In 2008, he played 2 games for the Long Beach Armada in the independent Golden Baseball League.

===Minor leagues===
In December 2008, he signed a minor league contract with the Arizona Diamondbacks and played the entire season for the AAA Reno Aces, where he made 26 starts and was 11–8 with a 5.04 ERA.

In April 2010, he signed with the Los Angeles Dodgers and was assigned to the AAA Albuquerque Isotopes.
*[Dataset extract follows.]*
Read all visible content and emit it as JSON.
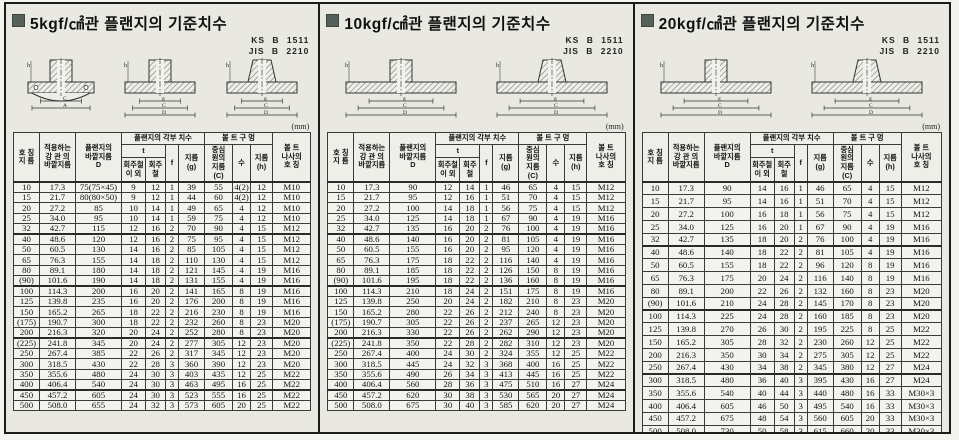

He appeared in 19 games, with 17 starts, and finished 5–7 with a 5.33 ERA.

==Coaching career==
Etherton served as the pitching coach for the Dayton Dragons. Etherton served as the pitching coach for the Louisville Bats, the Cincinnati Reds' Triple-A affiliate.

Etherton has served as the pitching coach for the USC Trojans. Etherton has also served as the pitching coach for the University of San Francisco.

On June 3, 2025, Etherton was announced as a coach for the United States national under-18 baseball team's development program in Cary, North Carolina.